Ninjabread Men

Matt Bull, Gareth Allen, Chloe McGlinchey & Hannah Sell

Monday 1 February 2010

Genre Research - Matt Bull & Gareth Allen

Thriller:
  • Thriller is a broad genre of literature, film and television that includes numerous and often overlapping sub-genres. Thrillers are characterized by fast pacing, frequent action, and resourceful heroes who must thwart the plans of more powerful and better equipped villains.
  • If the genre is to be defined strictly, a genuine thriller is a film that relentlessly pursues a single-minded goal - to provide thrills and keep the audience cliff-hanging at the 'edge of their seats' as the plot builds towards a climax. The tension usually arises when the main character(s) is placed in a menacing situation or mystery, or an escape or dangerous mission from which escape seems impossible.

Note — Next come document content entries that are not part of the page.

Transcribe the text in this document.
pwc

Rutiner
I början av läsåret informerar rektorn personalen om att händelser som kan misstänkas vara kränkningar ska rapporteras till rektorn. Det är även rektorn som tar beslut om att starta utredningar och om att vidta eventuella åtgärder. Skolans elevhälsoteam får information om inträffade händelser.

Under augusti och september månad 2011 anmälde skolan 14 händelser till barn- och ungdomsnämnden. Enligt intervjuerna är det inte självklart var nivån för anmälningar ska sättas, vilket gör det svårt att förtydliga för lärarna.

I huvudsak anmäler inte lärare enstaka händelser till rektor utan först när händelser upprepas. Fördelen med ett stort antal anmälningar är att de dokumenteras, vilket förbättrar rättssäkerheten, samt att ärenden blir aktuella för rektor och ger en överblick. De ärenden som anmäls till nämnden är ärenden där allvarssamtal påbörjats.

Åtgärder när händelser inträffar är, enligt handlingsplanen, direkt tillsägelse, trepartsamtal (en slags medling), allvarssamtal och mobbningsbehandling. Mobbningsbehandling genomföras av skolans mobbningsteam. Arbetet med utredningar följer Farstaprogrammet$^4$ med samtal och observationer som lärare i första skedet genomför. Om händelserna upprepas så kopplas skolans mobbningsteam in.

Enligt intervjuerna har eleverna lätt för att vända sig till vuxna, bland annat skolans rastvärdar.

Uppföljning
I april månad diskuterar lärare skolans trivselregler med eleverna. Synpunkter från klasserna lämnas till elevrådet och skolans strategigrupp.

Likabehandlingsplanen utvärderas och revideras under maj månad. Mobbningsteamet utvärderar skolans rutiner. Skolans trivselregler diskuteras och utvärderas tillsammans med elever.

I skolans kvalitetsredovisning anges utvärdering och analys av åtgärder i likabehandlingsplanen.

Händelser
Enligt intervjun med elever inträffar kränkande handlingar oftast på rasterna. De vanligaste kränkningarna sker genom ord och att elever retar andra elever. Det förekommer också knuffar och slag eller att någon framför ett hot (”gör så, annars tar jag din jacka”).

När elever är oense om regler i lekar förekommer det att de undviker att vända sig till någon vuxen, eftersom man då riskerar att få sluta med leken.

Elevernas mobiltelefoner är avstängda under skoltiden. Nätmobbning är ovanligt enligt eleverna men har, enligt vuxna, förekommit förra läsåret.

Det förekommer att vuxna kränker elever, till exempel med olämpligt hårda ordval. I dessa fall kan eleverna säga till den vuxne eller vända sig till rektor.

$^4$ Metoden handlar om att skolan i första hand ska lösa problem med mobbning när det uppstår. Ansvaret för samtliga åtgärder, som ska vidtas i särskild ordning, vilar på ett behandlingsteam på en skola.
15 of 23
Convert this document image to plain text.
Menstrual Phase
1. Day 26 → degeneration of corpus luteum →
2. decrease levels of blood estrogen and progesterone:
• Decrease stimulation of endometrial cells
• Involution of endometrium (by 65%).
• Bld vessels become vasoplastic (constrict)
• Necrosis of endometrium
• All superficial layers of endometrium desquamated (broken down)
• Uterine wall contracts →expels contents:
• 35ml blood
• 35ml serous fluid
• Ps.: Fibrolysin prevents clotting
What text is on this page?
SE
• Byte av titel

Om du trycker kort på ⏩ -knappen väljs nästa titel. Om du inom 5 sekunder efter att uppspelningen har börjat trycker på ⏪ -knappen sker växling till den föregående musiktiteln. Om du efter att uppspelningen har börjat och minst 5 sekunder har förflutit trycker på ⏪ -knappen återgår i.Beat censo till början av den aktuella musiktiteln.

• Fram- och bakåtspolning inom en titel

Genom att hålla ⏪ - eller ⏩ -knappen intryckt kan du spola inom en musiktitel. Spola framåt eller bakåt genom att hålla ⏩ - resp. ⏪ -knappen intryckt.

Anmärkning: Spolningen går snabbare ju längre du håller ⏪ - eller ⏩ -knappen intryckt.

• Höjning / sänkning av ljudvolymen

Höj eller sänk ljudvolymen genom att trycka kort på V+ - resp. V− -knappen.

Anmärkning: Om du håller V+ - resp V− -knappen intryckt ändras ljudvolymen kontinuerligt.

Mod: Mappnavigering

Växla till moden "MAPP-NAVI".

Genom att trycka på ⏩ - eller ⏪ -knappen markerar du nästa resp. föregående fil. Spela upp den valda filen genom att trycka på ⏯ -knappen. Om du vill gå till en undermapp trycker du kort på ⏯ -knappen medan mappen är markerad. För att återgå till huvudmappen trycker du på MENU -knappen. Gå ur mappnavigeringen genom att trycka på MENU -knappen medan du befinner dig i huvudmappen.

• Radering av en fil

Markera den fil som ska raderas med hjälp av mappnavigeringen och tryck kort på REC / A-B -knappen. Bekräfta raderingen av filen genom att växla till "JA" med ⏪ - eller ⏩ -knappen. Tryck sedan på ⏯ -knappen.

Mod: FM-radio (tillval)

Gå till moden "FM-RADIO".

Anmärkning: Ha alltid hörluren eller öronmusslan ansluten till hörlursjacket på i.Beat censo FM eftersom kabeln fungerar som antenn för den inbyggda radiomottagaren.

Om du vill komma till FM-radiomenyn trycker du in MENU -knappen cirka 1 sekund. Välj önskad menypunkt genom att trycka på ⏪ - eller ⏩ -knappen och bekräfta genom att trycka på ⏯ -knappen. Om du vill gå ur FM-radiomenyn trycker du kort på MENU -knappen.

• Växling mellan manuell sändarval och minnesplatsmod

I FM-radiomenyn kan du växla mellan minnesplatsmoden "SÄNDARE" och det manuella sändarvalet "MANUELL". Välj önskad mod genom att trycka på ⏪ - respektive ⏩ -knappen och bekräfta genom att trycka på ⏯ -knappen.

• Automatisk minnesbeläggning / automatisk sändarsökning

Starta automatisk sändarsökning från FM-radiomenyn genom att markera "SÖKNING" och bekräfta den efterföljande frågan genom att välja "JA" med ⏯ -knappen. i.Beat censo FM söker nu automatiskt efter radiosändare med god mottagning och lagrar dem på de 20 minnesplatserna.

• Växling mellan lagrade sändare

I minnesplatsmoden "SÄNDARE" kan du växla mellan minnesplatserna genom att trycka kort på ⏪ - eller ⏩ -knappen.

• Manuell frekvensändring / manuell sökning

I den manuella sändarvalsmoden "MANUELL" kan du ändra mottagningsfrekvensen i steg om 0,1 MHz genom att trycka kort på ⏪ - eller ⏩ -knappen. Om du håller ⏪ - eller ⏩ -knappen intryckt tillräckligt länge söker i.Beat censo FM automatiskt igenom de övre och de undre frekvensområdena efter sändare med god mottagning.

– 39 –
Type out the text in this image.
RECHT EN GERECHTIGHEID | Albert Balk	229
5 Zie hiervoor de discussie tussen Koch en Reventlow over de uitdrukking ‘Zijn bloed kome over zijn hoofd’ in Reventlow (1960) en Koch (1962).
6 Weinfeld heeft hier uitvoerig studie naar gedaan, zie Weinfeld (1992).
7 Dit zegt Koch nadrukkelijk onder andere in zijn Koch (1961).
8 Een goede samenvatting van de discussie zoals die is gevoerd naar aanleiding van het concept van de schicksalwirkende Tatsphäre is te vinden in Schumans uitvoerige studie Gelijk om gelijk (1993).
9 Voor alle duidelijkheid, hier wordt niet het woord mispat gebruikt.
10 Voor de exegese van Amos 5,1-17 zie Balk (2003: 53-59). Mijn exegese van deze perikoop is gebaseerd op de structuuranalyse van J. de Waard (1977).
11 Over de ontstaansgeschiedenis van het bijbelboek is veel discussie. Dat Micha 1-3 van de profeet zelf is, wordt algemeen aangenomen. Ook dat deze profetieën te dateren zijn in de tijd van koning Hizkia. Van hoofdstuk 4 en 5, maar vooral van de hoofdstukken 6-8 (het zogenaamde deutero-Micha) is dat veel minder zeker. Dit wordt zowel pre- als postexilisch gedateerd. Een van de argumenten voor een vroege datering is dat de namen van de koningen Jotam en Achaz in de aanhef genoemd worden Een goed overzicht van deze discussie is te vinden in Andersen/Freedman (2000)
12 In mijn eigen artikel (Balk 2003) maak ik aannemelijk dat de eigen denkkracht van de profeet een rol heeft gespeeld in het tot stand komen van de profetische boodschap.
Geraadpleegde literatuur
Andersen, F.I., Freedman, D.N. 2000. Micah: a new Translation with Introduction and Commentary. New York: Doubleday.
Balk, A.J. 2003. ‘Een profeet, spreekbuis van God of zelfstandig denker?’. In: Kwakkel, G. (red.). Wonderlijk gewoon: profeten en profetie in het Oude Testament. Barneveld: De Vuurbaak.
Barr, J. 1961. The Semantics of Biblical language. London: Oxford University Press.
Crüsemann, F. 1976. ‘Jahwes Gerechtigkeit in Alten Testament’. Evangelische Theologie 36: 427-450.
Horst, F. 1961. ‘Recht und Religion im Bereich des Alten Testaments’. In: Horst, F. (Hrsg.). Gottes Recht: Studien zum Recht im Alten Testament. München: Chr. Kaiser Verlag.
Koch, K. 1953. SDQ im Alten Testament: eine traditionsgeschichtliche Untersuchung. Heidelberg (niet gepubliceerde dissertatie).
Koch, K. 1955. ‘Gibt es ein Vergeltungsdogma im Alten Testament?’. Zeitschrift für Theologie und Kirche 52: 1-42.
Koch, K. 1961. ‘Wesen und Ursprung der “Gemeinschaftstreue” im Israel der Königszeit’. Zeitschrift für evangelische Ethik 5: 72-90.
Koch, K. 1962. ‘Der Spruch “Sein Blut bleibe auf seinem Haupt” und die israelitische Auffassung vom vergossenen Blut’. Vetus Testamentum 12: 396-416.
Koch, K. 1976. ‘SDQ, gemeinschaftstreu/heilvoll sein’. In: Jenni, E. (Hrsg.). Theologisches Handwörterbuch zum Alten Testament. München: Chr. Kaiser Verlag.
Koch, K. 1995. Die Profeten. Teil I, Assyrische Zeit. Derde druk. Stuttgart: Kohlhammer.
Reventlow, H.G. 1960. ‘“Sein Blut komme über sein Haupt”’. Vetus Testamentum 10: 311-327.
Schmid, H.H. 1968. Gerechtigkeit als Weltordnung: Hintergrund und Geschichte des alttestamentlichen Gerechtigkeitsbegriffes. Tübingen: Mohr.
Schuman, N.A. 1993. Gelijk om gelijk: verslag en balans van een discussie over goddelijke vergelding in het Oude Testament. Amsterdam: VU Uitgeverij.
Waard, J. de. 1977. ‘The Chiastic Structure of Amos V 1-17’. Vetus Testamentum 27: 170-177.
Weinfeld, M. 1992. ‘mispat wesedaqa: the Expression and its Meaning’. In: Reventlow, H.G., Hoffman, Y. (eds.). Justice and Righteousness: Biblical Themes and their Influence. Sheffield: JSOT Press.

Life itself is threatened, usually because the principal character is unsuspecting or unknowingly involved in a dangerous or potentially deadly situation. Plots of thrillers involve characters which come into conflict with each other or with outside forces - the menace is sometimes abstract or shadowy.
Top 5 Thriller Films:
  1. The Godfather (1972) - Dir. Francis Ford Coppola
  2. The Godfather Pt II (1974) - Dir. Francis Ford Coppola
  3. Pulp Fiction (1994) - Dir. Quentin Tarantino
  4. The Dark Knight (2008) - Dir. Christopher Nolan
  5. Rear Window (1954) - Dir. Alfred Hitchcock
Social Realism:
  • Social Realism is normally expressed in the visual and other realist arts, which depicts social and racial injustice, economic hardship, through obvious pictures of life's struggles; often depicting working class activities as heroic.
  • "Better than any other genre, social realism has shown us to ourselves, pushing the boundaries in the effort to put the experiences of real Britons on the screen, and shaping our ideas of what British cinema can be. While our cinema has experienced all the fluctuations in fortune of Hollywood's first export territory, realism has been Britain's richest gift to world cinema." Richard Armstrong
Top 5 Social Realism Films:
  1. Last Resort (2000) - Dir. Pawel Pawlikowski
  2. Burning An Illusion (1981) - Dir. Menelik Shabazz
  3. Life Is Sweek (1990) - Dir. Mike Leigh
  4. My Childhood (1972) - Dir. Bill Douglas
  5. Rita, Sue & Bob Too (1986) - Dir. Alan Clarke
The reason why we have chosen these two genres to be incorporated in our film due to the aspect that both have areas in which our film is based on. Giving it suspense and tension as well as being in a real life situation.